Riprendo quindi la scaletta tematica in quattro punti e provo ad attualizzare le questioni. Sul primo versante, quello dell’unificazione europea, a me sembra che con l’indicazione popolare dei candidati alla Presidenza della Commissione abbiamo fatto un primo passo in avanti significativo nel riequilibrare in chiave federalistica un processo negli ultimi anni sbilanciato eccessivamente su quello intergovernativo: ma si tratta di materia costituente, trasversale alle ispirazioni e alle collocazioni di parte.

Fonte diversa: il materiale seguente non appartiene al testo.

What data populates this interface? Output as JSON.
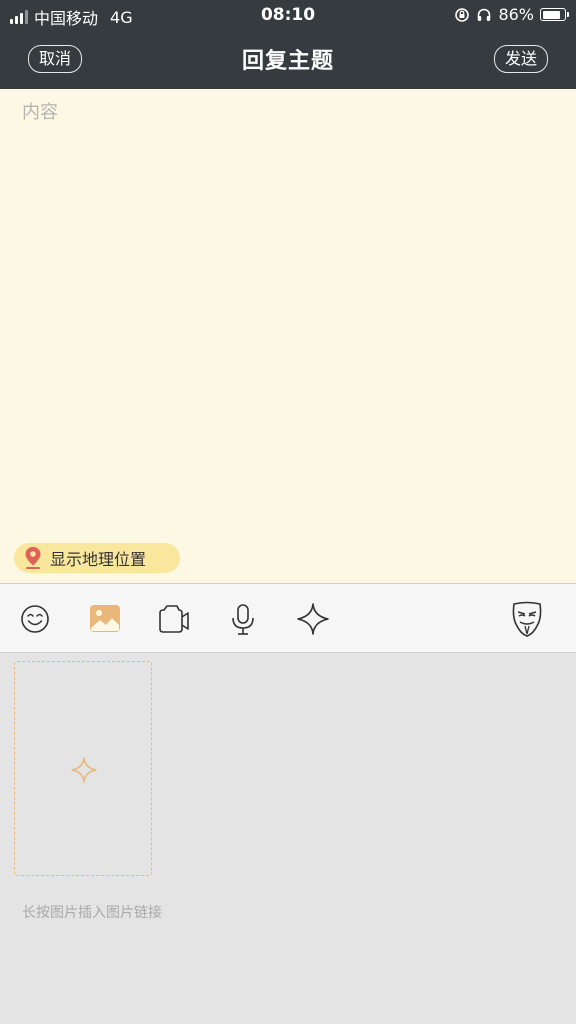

Sul secondo, quello del nuovo rapporto tra Stato e mercato, mi sembra che in realtà le proposte più efficaci per un sistema che intenda continuare a perseguire i fini dell’economia sociale di mercato con mezzi nuovi, decisamente più responsabilizzanti e meno burocratici, siano venute dalle esperienze di Terza Via degli anni ’90, non a caso incubate nel movimento dei Christians on the Left del Labour Party, superando l’assioma ideologico secondo il quale la riduzione delle diseguaglianze debba o essere abbandonata o fatalmente identificata con forme di espansione indefinita della spesa pubblica e della tassazione. Ovviamente questo sforzo può essere produttivo se, come ha ricordato impressionisticamente Jacques Delors al movimento Esprit Civique, non ci facciamo travolgere dalle emergenze immediate, ma utilizziamo stabilmente più ingegneri e meno pompieri. L’esperimento della Terza via blairiana supera in un colpo solo una vecchia idea di partito e una vecchia ideologia di sinistra.

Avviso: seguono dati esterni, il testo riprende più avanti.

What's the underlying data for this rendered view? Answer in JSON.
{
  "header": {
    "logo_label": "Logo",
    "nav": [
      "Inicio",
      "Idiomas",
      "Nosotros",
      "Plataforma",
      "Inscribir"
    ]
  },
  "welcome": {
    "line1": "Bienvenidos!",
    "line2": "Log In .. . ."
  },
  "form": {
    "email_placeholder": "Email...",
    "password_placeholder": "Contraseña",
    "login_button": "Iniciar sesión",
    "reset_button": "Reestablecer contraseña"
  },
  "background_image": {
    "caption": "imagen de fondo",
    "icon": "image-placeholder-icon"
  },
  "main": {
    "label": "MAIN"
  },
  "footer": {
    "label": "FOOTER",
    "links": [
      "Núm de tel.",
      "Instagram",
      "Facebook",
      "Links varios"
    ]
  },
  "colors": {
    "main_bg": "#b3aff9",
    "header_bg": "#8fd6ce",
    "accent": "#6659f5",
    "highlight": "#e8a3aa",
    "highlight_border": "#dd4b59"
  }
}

Sulle relazioni con le Chiese è importante capire che il rapporto deve essere biunivoco e circolare: la politica trae da una società plurale (anche dal punto di vista religioso) risorse e stimoli assolutamente necessari per un bene comune di cui le istituzioni non hanno affatto il monopolio, e per questo ne vanno tratte le logiche conseguenze anche in relazione a una visione non statalistica del sistema educativo; ma al contempo le Chiese nello spazio pubblico non possono utilizzare la retorica dei princìpi in modo semplificatorio, quasi fossero minoranze protestatarie o lobbies particolaristiche prive di un orizzonte comune a tutti e della consapevolezza del  valore sempre limitato del ricorso alla legge, secondo l’insegnamento della Dignitatis Humanae. Sono politiche sociali innovative pro integrazione a valorizzare il diritto alla vita, non l’espansione del diritto penale. E la valorizzazione della famiglia è impensabile se ad essa viene contrapposta ideologicamente l’irrilevanza legislativa delle altre forme di unione, comprese quelle tra persone omosessuali: in uno scontro frontale non c’è più consenso comune su cui costruire.

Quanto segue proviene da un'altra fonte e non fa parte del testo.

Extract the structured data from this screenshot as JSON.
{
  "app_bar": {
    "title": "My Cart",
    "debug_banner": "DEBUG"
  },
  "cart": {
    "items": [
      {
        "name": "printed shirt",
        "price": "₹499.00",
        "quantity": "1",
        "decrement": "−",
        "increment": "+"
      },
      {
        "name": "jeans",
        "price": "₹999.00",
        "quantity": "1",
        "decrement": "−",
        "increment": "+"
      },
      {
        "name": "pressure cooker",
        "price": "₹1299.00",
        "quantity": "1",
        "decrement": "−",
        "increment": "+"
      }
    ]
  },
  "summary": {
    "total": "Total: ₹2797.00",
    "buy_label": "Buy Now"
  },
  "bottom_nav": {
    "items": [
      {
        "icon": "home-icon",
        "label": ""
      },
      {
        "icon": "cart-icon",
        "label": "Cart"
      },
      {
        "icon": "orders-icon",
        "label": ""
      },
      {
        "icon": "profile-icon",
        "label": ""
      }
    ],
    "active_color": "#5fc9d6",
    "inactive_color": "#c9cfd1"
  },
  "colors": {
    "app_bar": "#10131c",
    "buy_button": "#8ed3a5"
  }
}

Quanto infine all‘idea di una democrazia religiosamente ispirata, il superamento definitivo di ogni forma di cristianità e delle visioni astoriche di legge naturale e diritto naturale (sul punto resta essenziale il dialogo Ratzinger-Habermas del 2004), visioni che stanno alla base anche di molte difficoltà interne alla vita della Chiesa cattolica che la fase preparatoria del Sinodo sta già affrontando con coraggio, non è una perdita di un’età dell’oro, ma è invece la premessa per un tipo diverso di fecondità nello spazio civile e politico: quella che costruisce sotto la propria responsabilità e insieme ad altri soluzioni inedite. Non fu così anche nel secondo dopoguerra con le istituzioni europee, in un cammino che ha sempre alternato sconfitte (come quella sulla Ced esattamente di cinquant’anni fa) e successi (come tre anni dopo gli accordi firmati a Roma)? Io penso che tutto ciò si costruisca meglio sul versante dei democratici e dei socialisti, nel centrosinistra europeo: ma non è un dato di fede, è una scelta e una scommessa politica. Quanto fruttino i talenti lo si scopre sempre ex post.